In this post I will highlight the key ideas of the paper :

  • What’s the problem that the paper addresses ? There are situations where one does not have an explicit Laplace transform expression for service time distribution. How does on then, invert the Laplace transform ?

  • Where do such situations arise ? In all the cases where service time distributions have non-exponential tails

  • Continued fractions have a rich mathematical history. Continued fraction representation(cfe) serve as useful approximations for numbers. Like the way we have cfe for numbers, one can also have continued fraction representation to approximate a function.

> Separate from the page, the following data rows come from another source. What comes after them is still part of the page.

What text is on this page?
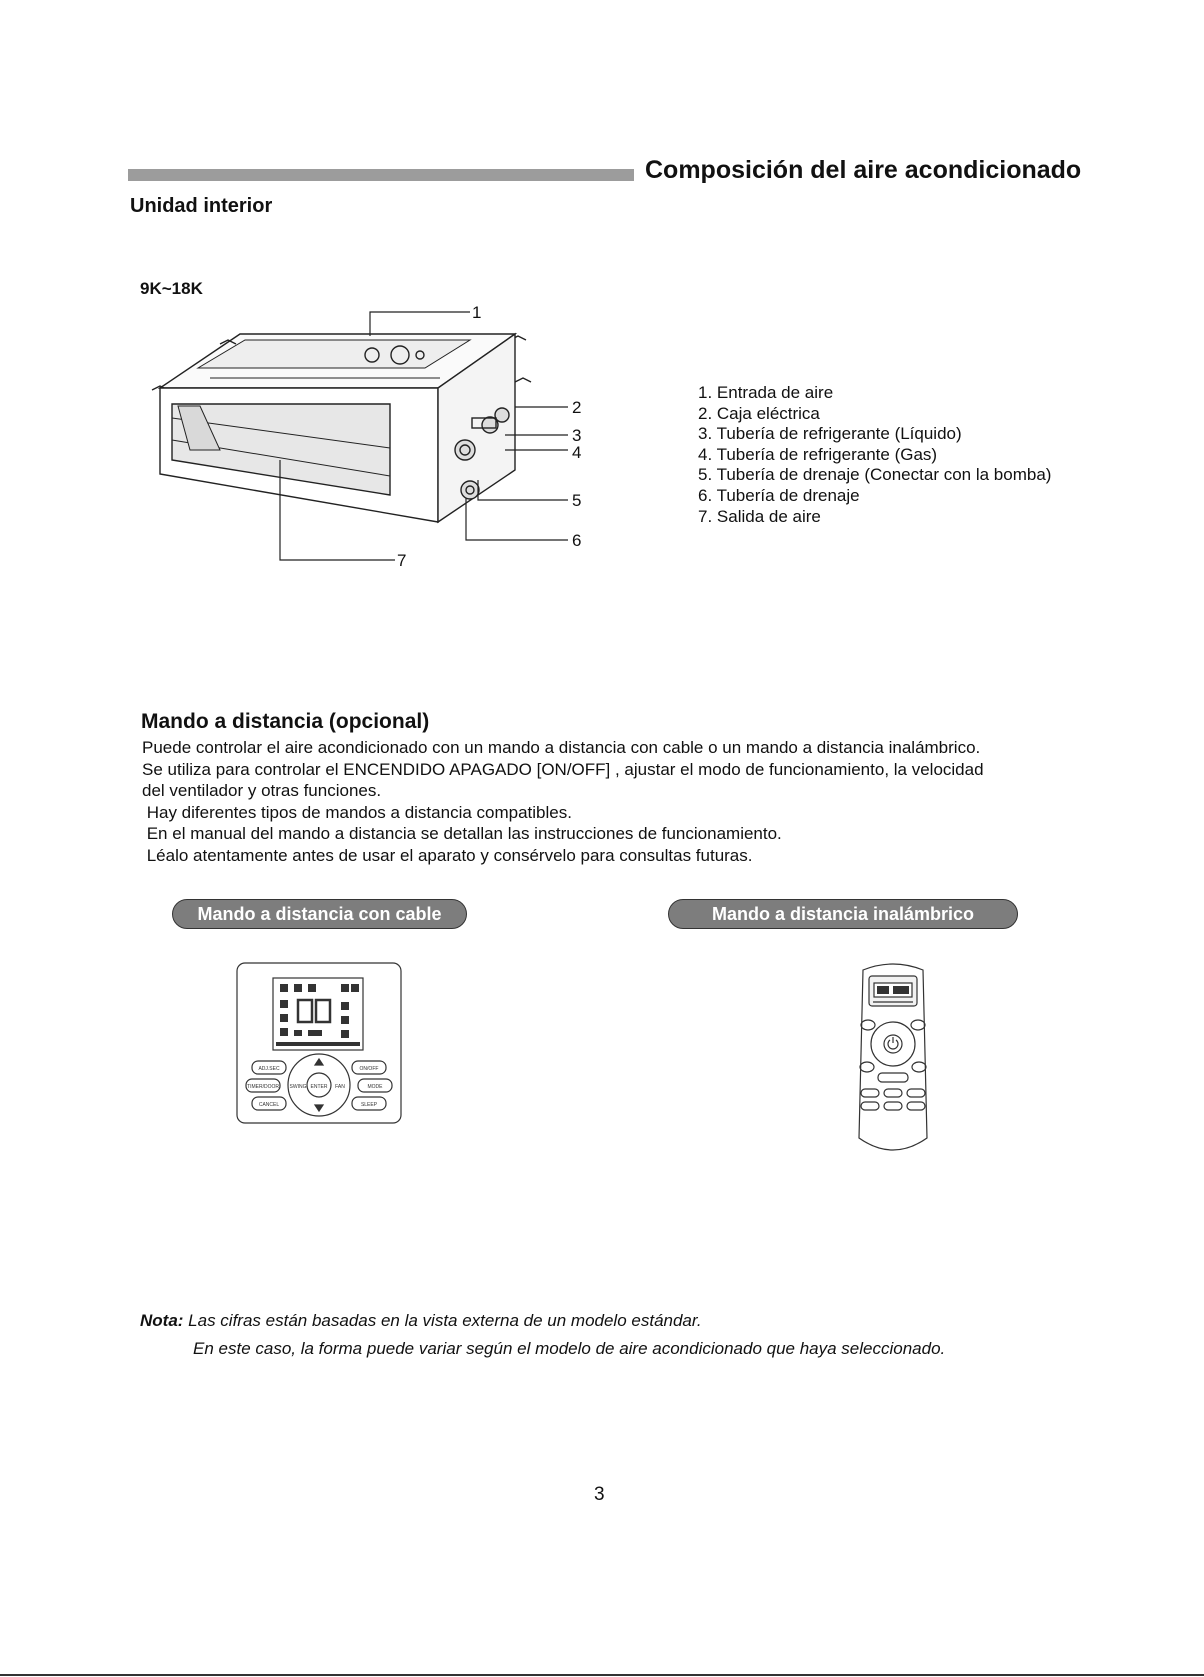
Composición del aire acondicionado
Unidad interior
9K~18K
1
2
3
4
5
6
7
1. Entrada de aire
2. Caja eléctrica
3. Tubería de refrigerante (Líquido)
4. Tubería de refrigerante (Gas)
5. Tubería de drenaje (Conectar con la bomba)
6. Tubería de drenaje
7. Salida de aire
Mando a distancia (opcional)

Puede controlar el aire acondicionado con un mando a distancia con cable o un mando a distancia inalámbrico.

Se utiliza para controlar el ENCENDIDO APAGADO [ON/OFF] , ajustar el modo de funcionamiento, la velocidad

del ventilador y otras funciones.

Hay diferentes tipos de mandos a distancia compatibles.

En el manual del mando a distancia se detallan las instrucciones de funcionamiento.

Léalo atentamente antes de usar el aparato y consérvelo para consultas futuras.

Mando a distancia con cable	Mando a distancia inalámbrico
ADJ.SEC	ON/OFF
TIMER/DOOR SWING ENTER FAN	MODE
CANCEL	SLEEP
Nota: Las cifras están basadas en la vista externa de un modelo estándar.
En este caso, la forma puede variar según el modelo de aire acondicionado que haya seleccionado.
3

  • The core idea of the paper is to represent the Laplace transform of service time distribution as a continued fraction, a special type of continued fraction, called the S fraction

  • There is a close connection between Laplace transform and coefficients of moment generating function. This is a trivial consequence of differentiating Laplace transform and observing that various moments of the distribution can be obtained. Hence Laplace transform can be written as a power series where coefficients are function of moments of the distribution

  • Power series can be approximated by Pade’ approximants, a tool for generating rational functions that approximate a power series

  • There is connection between Pade’ approximants of a power series and Continued fraction representation of a power series.

  • For completely monotone distribution functions, the Laplace transforms take a special continued fraction representation called S fractions

  • There is a very useful relationship between Laplace transform of a distribution function  and the Laplace transform of its dual ccdf

The paper then uses the above ideas to show many situations where continued fractions can be applied. One of the examples is the first passage time distribution of a Birth-Death process. The Laplace transform of the first passage time distribution is written as a continued fraction by a recurrence relation. The elements of the continued fraction are obtained by diagonal elements in the Pade’ approximation matrix. Once the elements are obtained, the dual ccdf of first passage time can be obtained, from which first passage time distribution of the Birth-Death process can be obtained.

Some of the pre-requisites for understanding the paper are :

  • What is a continued fraction ? Where are they used ?

  • How can one use continued fraction to approximate a number or function ?

  • How does one compute the elements of a continued fraction ?

  • What are Pade approximants ? How are they computed ? How can they be used efficiently to approximate power series ?

  • When is a function completely monotone ? How do you characterize a completely monotone function ?

  • What are S fractions ?

  • Given any known Laplace transform of a function, how does one numerically invert it to obtain the original function ?

  • What are beta-mixture exponentials ?  What are its variants ? What are ccdf and dual ccdf expressions for beta-mixture exponential distributions ?

  • What is a Gauss hypergeometric function ?

  • What is a Laguerre-series representation ?

It is definitely not a paper that can one can speed read. It has so many ideas and concepts that one might need multiple readings to fully understand it. The payoff from understanding the nuts and bolts of the paper is, one has a powerful numerical procedure in the toolbox to invert nasty Laplace transforms that one often comes across in real life modeling situations.